Following an appearance in Lake Placid earlier this week, Governor Andrew Cuomo said he values land conservation efforts in the Adirondack Park.
During a question and answer session with the press following a presentation of his legislative agenda at the Conference Center at Lake Placid, one reporter asked Cuomo how he felt about the pending fee acquisition of Follensby Pond near Tupper Lake and former Finch Pruyn lands in the southern Adirondacks.
Phil Brown, editor of the Adirondack Explorer magazine, asked Cuomo what his general feeling was toward land acquisition inside the Blue Line.
Cuomo said he began studying the impact of state land purchases while serving as attorney general.
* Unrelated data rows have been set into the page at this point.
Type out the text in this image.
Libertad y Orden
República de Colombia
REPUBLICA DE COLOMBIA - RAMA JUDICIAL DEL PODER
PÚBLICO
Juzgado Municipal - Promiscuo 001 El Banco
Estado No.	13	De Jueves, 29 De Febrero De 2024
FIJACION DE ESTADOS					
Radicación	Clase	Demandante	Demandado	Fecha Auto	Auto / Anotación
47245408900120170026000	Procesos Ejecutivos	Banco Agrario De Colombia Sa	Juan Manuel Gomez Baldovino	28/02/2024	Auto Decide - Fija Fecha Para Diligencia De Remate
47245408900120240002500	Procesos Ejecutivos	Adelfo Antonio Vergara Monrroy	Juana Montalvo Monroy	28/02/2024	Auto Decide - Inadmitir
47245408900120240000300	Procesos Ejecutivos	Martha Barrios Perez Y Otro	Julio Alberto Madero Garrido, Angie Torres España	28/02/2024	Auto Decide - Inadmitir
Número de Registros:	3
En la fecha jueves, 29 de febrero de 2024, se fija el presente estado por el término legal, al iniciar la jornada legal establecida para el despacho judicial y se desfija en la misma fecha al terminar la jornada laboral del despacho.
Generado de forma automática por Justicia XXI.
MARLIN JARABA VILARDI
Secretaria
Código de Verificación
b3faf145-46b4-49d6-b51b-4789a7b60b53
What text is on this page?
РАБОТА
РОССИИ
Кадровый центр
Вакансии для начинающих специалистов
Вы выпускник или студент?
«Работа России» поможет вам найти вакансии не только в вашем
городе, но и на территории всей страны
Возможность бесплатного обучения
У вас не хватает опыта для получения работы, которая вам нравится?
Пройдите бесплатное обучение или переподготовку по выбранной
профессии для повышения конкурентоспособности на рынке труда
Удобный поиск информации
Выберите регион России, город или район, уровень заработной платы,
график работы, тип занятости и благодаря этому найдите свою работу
He says conservation efforts are "very important" when it comes to his environmental agenda.
"You then have a question on the specific purchase," he said. "This purchase, this land here at this cost, at this time - and that's a case-by-case determination."
Some groups, like the Adirondack Association of Towns and Villages and the Adirondack Local Government Review Board, are opposing the land purchases, arguing they would hurt communities by taking away forestry jobs.
But according to Connie Pricket of the Adirondack Chapter of the Nature Conservancy, many towns that will be directly affected by the sales resoundingly support them.
Meanwhile, the state Department of Environmental Conservation is seeking federal funding to help complete the pending sales.